A highly divergent simian immunodeficiency virus (SIVstm) recovered from stored stump-tailed macaque tissues.

A S Khan, T A Galvin, L J Lowenstine, M B Jennings, M B Gardner and C E Buckler

Laboratory of Molecular Microbiology, National Institute of Allergy and Infectious Diseases, Bethesda, Maryland 20892.

ABSTRACT

We report here the results of molecular analysis of a simian immunodeficiency virus (designated SIVstm) which was isolated from a rhesus monkey inoculated with stored lymph node tissue of an Asian stump-tailed macaque. The latter monkey had died in 1977 during an epidemic of acquired immunodeficiency and lymphoma at the California Regional Primate Research Center (L. J. Lowenstine, N. W. Lerche, P. A. Marx, M. B. Gardner, and N. C. Pedersen, p. 174-176, in M. Girard and L. Valette, ed., Retroviruses of Human AIDS and Related Animal Viruses, 1988).
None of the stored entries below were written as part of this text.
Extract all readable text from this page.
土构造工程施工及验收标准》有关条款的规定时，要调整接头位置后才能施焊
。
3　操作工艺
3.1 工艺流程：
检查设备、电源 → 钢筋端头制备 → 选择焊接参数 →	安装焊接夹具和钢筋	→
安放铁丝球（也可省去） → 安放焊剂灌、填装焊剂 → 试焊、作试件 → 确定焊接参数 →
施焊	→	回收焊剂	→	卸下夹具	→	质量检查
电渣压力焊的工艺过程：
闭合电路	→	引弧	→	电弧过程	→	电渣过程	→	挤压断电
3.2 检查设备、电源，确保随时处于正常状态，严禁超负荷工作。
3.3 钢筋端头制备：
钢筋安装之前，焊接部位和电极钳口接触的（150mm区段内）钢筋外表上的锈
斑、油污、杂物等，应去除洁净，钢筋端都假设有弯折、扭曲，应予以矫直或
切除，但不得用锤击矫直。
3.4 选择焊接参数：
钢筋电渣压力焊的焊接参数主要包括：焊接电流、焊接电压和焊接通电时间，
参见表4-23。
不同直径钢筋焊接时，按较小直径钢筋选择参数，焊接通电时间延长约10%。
Nucleotide sequence analysis of the gag and env regions indicates that SIVstm is an ancient member of the SIV/human immunodeficiency virus type 2 group; it is quite divergent from known SIVs isolated from African sooty mangabeys as well as from Asian macaques. Furthermore, of all SIV strains described to date, SIVstm is the most closely related to human immunodeficiency virus type 2.